The analysis highlights how the market appears to be underestimating the company's exposure to data centers, according to Bloomberg News.
Currently, AI and cloud revenues account for just 6 percent of the group, but a boom in data centers is fueling rapid growth.
Despite this and the stock's strong recent performance, Nokia is still valued in line with historical levels prior to other technology cycles and does not fully reflect the shift towards AI, Morgan Stanley argues.
According to Bloomberg, most analysts are positive about Nokia, with 17 buy, 7 hold, and only 6 sell recommendations.
Nokia Oyj specializes in the design, production and marketing of telecommunications equipment. Net sales break down by activity as follows:
- development of mobile broadband network solutions (40.2%): aimed in particular at telecommunications operators. In addition, the group offers professional services (network planning and optimization, systems integration, installation, implementation and maintenance of telecom networks);
- development of network infrastructure solutions (33.9%): IP routers and optical networking solutions.

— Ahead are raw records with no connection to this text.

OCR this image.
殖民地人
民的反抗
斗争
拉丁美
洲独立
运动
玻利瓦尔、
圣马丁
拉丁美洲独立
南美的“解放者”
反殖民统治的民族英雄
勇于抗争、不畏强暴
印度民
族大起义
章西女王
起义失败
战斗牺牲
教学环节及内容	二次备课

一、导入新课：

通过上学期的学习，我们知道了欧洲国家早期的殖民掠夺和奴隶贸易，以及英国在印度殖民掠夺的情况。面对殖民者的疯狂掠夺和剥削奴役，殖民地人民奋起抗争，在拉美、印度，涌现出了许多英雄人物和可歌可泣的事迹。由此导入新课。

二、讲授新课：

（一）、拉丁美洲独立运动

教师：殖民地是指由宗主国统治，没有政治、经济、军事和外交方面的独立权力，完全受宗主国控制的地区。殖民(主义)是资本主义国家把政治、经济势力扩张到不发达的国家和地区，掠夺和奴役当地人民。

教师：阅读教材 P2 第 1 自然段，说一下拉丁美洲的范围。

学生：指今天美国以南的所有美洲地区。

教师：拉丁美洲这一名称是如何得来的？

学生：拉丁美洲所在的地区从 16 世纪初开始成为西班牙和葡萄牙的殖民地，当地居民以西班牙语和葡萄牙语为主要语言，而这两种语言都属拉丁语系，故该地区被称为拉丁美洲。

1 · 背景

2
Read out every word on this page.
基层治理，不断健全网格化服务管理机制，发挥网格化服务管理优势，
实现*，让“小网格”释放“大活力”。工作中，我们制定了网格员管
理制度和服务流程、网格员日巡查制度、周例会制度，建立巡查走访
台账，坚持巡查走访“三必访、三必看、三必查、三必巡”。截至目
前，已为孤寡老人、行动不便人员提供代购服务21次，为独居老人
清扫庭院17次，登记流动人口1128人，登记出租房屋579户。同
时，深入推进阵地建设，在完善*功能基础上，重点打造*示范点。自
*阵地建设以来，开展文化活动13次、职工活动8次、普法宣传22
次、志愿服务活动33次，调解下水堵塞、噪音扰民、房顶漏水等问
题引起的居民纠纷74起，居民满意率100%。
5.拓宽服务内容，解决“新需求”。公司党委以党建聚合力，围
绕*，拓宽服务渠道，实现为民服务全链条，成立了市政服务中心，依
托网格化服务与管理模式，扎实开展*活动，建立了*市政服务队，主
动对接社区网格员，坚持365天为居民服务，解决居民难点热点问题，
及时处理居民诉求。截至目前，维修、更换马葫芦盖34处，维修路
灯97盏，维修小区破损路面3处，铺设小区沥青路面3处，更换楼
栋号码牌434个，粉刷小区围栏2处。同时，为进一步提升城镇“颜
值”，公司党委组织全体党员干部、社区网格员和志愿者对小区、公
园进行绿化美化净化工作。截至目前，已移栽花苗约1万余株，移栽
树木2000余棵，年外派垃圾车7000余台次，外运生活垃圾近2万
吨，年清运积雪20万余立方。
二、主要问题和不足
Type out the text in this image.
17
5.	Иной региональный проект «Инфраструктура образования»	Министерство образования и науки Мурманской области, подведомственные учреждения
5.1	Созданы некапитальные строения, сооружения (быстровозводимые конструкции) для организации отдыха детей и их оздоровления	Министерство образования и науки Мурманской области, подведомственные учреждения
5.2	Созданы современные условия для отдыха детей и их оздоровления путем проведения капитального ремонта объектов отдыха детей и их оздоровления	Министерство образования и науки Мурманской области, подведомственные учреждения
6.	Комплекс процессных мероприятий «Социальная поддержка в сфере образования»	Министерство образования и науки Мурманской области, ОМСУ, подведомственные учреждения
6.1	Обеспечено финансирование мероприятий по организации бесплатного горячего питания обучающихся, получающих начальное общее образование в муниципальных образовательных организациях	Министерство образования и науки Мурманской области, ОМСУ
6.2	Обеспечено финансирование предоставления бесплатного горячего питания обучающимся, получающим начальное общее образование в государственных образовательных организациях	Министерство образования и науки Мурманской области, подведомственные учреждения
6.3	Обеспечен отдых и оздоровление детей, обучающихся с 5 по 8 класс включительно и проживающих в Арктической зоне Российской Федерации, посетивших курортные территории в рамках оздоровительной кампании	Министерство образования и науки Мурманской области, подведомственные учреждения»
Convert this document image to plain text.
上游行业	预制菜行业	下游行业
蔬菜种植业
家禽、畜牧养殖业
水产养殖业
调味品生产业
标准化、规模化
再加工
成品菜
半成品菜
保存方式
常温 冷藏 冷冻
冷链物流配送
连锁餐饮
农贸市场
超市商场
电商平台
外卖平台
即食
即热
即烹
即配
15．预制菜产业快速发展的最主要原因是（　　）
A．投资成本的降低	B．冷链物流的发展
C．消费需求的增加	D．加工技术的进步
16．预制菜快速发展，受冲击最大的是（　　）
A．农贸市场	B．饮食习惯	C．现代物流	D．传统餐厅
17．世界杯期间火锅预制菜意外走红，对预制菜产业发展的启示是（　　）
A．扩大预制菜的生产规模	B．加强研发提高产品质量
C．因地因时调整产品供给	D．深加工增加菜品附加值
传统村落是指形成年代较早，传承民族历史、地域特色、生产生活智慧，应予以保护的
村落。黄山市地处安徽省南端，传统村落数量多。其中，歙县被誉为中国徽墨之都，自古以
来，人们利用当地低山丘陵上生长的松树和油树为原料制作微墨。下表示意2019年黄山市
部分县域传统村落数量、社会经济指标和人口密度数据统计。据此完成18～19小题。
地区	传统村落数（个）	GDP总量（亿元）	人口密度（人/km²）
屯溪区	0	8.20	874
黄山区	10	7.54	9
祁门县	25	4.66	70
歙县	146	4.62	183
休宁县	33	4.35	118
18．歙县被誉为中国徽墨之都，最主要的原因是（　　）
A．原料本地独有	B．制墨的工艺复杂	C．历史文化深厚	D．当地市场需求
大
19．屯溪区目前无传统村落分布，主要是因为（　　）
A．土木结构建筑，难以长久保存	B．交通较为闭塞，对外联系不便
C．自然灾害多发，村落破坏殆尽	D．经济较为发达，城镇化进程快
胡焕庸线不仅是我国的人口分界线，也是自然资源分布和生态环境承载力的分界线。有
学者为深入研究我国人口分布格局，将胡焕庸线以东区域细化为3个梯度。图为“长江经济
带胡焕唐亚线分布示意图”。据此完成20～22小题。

- software development (15.7%): software for customer experience management, network operations and management, communication, collaboration and billing, IoT solutions and cloud management platforms;
- development of advanced technology (10%);
- other (0.2%).
Net sales are distributed geographically as follows: Europe (33.1%), North America (28%), India (7.1%), China (5.9%), Asia/Pacific (10.6%), Middle East and Africa (10.6%) and Latin America (4.7%).